Like my mother, they had vanished.

I kept my eyes on the road, and I wondered—what if they weren’t gone at all?

EXHIBIT B

Post on Akrou & Bone video game fan forum

“Off Topic: Urban Legends & Paranormal Activity” sub-forum

JUNE 3, 2016

My grandpa was in the air force during World War II. He always said that the scariest story he had wasn’t from his days dodging German Messerschmitts over Europe, but on our own home turf. Early in the war, he was stationed at an airstrip on a tiny Alaskan island. They dubbed it “Fort Bird Shit.” It was a boring assignment. The Japanese threat was farther west, so the biggest problem they had to deal with was the salt water in the air corroding the metal on the planes.

Some weird things happened, but nothing that couldn’t be chalked up to men being drunk, bored, and isolated. Seeing people who weren’t there, hearing weird noises, that sort of thing. One man insisted that someone was speaking Russian to him whenever he started drifting off to sleep. Then one day my grandpa gets the job of taking the ranking officer back to the mainland. There was a thick mist that night. They headed back the next day—and everyone was gone. Everyone.

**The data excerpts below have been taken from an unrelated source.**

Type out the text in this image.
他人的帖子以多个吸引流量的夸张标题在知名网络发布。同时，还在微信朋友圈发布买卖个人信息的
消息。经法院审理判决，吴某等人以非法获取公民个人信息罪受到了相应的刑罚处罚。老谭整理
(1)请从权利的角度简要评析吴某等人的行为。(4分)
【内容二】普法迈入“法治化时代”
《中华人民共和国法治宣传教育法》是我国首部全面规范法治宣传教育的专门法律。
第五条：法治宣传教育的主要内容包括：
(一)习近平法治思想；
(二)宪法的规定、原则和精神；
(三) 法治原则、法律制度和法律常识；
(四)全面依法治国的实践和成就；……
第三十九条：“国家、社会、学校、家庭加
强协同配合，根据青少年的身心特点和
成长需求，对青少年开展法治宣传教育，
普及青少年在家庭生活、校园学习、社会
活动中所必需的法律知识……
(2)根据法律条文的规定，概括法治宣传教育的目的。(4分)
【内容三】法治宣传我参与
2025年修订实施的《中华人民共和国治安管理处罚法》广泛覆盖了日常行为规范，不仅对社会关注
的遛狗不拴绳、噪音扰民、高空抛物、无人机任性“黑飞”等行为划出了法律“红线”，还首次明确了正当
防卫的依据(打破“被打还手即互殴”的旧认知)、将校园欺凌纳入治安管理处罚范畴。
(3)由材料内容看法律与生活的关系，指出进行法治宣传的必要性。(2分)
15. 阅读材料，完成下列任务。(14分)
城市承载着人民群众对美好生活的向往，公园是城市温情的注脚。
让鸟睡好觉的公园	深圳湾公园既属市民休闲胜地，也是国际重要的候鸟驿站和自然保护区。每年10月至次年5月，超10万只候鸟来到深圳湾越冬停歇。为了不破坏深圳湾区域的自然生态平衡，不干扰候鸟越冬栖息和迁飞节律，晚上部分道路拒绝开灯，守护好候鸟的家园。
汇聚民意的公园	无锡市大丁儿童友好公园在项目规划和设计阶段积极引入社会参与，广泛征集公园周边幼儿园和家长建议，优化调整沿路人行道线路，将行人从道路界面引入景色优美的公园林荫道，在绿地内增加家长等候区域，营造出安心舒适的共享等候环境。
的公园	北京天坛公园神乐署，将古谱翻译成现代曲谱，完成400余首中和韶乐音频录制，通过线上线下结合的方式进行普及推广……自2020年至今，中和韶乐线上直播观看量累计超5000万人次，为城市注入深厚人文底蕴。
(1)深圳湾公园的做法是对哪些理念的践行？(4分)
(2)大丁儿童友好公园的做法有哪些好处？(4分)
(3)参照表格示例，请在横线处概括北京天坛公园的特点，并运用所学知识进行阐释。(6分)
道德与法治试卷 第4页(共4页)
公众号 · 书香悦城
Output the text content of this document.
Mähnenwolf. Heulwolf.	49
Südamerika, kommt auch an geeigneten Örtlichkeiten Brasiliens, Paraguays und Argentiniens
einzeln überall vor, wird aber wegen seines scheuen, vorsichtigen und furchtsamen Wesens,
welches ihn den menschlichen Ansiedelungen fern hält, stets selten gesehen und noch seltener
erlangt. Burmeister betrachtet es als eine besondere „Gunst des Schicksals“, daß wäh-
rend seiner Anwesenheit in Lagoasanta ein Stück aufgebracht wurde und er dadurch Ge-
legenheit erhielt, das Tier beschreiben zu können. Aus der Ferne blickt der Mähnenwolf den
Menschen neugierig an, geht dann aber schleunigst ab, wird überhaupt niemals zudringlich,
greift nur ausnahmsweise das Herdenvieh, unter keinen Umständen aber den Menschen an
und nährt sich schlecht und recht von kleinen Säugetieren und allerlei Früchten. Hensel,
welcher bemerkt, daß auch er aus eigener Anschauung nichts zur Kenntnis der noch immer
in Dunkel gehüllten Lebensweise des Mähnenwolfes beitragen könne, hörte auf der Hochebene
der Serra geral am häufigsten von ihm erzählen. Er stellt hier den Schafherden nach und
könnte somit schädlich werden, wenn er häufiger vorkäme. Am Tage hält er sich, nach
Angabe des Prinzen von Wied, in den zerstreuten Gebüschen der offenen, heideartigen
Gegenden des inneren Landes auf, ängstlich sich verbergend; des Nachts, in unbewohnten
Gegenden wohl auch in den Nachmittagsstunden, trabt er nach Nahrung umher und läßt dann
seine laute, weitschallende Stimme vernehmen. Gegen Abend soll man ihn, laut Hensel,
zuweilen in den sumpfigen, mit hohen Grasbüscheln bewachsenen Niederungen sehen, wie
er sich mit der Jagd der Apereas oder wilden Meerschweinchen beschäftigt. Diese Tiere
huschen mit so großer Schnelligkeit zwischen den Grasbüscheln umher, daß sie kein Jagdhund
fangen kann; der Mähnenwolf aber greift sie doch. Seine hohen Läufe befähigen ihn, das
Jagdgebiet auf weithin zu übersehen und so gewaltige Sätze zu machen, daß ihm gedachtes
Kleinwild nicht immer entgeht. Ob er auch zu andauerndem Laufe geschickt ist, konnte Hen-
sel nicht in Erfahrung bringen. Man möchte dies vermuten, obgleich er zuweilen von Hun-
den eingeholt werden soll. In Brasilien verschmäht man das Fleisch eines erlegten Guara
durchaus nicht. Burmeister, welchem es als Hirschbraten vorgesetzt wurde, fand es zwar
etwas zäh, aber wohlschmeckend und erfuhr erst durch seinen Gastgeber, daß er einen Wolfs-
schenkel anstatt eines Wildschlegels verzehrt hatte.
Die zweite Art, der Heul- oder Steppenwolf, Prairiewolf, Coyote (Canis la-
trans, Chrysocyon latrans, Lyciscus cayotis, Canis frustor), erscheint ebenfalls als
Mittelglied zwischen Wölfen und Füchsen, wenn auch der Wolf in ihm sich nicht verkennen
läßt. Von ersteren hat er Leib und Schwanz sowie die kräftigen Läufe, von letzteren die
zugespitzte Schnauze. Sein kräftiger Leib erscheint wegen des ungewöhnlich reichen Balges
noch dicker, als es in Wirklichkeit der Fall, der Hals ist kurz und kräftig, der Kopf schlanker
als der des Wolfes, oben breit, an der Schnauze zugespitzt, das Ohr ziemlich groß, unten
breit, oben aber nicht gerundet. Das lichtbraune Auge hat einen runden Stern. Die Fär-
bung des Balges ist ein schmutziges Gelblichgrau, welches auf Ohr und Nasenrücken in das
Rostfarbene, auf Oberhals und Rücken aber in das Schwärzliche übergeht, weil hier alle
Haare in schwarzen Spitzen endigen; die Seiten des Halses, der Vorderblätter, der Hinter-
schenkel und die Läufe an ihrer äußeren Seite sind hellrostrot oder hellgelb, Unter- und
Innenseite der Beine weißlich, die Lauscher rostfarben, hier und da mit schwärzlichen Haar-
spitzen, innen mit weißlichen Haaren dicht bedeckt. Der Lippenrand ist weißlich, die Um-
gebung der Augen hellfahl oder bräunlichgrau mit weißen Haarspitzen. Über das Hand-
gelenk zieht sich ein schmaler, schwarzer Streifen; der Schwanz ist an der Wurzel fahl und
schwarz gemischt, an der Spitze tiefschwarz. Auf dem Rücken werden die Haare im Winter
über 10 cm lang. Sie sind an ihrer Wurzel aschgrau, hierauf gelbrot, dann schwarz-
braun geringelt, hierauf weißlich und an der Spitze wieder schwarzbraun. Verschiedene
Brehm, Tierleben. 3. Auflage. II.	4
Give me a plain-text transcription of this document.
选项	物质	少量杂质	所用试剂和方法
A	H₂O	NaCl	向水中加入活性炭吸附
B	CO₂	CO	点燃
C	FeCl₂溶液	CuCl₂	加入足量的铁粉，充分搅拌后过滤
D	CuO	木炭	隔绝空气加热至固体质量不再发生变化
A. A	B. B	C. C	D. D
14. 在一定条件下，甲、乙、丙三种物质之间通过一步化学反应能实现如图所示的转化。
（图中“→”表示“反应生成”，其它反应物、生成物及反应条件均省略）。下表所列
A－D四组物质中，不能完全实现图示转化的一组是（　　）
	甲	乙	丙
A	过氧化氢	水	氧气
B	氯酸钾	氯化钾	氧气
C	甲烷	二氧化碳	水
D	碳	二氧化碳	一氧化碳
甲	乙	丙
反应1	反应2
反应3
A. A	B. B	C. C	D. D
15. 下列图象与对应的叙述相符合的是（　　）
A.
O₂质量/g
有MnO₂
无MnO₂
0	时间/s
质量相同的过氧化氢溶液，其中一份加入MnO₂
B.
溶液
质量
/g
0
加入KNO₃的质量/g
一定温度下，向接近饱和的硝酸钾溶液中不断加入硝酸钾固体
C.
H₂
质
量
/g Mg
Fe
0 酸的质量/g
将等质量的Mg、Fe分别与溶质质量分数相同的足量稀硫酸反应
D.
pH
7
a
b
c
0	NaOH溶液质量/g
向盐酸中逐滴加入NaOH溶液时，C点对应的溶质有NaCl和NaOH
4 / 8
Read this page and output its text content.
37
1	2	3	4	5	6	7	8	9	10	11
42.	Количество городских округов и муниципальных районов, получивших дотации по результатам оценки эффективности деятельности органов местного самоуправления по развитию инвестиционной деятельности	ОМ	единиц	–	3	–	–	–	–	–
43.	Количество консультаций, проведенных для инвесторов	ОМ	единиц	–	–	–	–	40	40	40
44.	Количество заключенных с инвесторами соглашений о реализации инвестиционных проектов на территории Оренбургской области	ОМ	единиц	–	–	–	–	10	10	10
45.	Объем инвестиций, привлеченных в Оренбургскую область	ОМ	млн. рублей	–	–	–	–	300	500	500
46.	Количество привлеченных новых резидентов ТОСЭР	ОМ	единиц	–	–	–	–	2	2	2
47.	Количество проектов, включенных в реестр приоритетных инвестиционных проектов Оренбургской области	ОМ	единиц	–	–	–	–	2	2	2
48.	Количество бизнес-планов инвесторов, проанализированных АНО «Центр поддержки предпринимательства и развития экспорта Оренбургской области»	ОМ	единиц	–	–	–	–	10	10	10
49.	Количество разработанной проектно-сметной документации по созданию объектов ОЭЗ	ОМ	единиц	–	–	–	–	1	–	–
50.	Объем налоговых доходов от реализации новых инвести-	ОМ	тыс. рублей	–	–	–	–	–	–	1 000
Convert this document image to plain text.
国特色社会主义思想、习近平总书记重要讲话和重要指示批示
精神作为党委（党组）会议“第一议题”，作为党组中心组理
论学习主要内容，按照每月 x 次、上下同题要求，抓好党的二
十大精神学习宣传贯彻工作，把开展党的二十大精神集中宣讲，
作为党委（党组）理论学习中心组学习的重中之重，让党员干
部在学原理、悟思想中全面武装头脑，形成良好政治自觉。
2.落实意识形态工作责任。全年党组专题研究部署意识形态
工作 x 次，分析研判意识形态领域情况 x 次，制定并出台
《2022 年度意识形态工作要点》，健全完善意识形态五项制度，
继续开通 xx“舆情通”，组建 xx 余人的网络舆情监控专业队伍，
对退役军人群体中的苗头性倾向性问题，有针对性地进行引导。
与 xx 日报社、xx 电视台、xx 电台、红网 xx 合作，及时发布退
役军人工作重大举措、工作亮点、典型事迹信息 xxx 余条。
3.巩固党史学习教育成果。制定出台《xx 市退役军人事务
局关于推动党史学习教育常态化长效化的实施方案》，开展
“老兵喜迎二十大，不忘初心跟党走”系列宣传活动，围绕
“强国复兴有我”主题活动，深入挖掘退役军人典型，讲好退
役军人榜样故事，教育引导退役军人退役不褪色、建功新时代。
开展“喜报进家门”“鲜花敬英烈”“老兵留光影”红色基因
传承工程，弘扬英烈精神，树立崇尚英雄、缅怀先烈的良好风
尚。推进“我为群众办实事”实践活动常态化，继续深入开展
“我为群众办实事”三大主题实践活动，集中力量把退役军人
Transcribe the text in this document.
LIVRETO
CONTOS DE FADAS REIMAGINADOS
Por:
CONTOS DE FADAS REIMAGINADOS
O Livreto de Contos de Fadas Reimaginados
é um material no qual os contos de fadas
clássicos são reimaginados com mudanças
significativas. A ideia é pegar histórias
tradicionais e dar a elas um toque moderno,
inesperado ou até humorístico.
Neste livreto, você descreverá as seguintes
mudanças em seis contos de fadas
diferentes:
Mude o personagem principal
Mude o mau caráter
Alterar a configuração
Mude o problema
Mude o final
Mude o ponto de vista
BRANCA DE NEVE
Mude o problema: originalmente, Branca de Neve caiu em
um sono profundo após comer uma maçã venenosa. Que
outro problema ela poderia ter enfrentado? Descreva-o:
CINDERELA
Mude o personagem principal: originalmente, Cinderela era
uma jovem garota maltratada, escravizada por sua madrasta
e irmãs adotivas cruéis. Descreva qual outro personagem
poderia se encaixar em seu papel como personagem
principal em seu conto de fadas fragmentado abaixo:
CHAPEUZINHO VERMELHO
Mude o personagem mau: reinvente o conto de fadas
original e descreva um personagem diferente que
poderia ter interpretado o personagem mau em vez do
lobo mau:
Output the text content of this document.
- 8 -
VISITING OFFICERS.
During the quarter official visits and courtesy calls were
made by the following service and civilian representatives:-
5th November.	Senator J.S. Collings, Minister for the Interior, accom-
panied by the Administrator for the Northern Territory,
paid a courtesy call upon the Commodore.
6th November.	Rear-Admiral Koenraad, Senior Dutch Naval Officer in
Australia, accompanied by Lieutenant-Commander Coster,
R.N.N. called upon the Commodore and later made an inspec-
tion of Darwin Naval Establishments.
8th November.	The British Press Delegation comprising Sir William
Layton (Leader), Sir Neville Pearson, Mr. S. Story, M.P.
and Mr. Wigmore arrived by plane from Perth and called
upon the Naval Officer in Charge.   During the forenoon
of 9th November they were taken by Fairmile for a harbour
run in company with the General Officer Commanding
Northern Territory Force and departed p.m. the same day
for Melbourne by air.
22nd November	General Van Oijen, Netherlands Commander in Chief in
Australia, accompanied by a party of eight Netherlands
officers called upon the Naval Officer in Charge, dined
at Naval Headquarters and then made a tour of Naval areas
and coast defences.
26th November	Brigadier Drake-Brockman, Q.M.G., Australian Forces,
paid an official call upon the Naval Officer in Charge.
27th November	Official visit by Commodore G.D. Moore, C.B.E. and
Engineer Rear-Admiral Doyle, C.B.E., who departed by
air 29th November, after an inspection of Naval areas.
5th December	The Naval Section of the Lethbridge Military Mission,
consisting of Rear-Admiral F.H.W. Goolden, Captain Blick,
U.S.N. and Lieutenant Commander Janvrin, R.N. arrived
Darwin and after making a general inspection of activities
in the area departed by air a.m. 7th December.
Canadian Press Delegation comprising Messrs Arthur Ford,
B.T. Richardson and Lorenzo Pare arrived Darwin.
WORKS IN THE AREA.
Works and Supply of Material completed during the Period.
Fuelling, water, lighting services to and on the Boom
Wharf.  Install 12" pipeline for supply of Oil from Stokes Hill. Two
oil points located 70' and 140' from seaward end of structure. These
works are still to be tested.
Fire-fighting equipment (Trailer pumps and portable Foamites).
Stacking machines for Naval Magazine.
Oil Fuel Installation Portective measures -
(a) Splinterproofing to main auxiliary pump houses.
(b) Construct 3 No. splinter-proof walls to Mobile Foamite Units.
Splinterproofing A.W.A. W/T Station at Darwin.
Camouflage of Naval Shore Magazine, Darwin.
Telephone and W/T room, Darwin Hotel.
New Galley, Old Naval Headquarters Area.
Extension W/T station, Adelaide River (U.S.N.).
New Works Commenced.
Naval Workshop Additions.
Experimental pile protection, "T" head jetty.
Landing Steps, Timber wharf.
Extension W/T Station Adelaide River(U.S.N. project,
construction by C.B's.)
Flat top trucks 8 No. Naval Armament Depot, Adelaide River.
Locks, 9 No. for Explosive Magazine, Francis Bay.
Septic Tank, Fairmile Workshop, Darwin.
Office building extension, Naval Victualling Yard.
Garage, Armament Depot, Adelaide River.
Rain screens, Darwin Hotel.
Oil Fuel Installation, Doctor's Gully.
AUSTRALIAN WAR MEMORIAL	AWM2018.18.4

Whatever happened, it was just after dinner, because the dishes were being washed. They were abandoned in the tubs. Some boots and rifles were missing, but not all of them, which meant that some of the men were barefoot and unarmed. One of the planes was crashed in a ditch, like someone had tried to take off. A wall nearby was riddled with bullet holes.

They never found out what happened. The official report said a storm killed everyone, but Grandpa insisted the night was calm. Not even a breeze. Just fog.